Tuesday, November 14, 2006

a change

I'm thinking about switching careers. Most of my friends (the ones who are also teachers, anyway) think I'm crazy, because I pretty much have a steady job for life, I have a good (well, decent) salary, and I get summers and weekends off.

The only thing is, I don't know if I want to be set for life. Sure, teaching is ok, but I can't stand the politics, the parents, and the additional hours that go into it! And yes, I do get summers and weekends off, but I spend those taking courses and marking.

I'm sure I'll come back into teaching, because I do like working with kids, and I do enjoy what I do most of the time. I think I just need a change. I thought this year would be enough of a change (new school, new grade) but I think I need more than that. I don't want to be doing the same thing for the next 30 years!

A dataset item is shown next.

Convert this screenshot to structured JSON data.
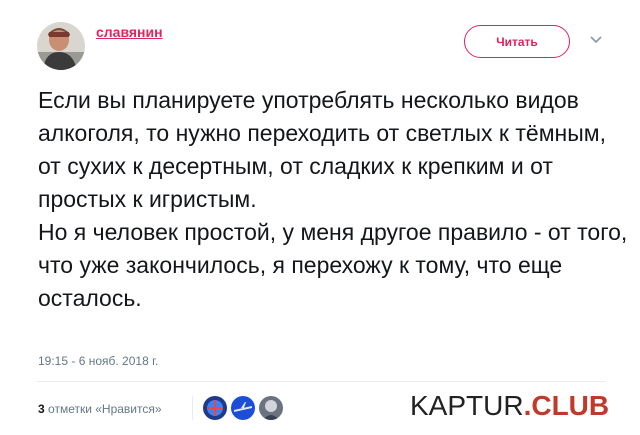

The only trouble is, I don't know what I want to do.

Saturday, November 04, 2006

A mild complaint

Sorry for the negative tone in this post, but I have to vent a little. Have you ever felt like everyone seems to be ganging up on you at once, trying to make you feel bad, or overworked, or like you're a bad person?

I know that isn't the case, but lately it's felt like one thing after another, and just when I feel like things might not be that bad, someone new comes at me. Arrgh! It feels like a Bugs Bunny cartoon when they would drop anvils on various characters, and one anvil was bigger than the next. No wonder my head hurts these days!

My solace has been all the Halloween candy that wasn't given to trick-or-treaters. (And there's a lot of it! I only had about four kids come by this year!) I expect to gain about ten pounds before December, but at least they'll be delicious pounds.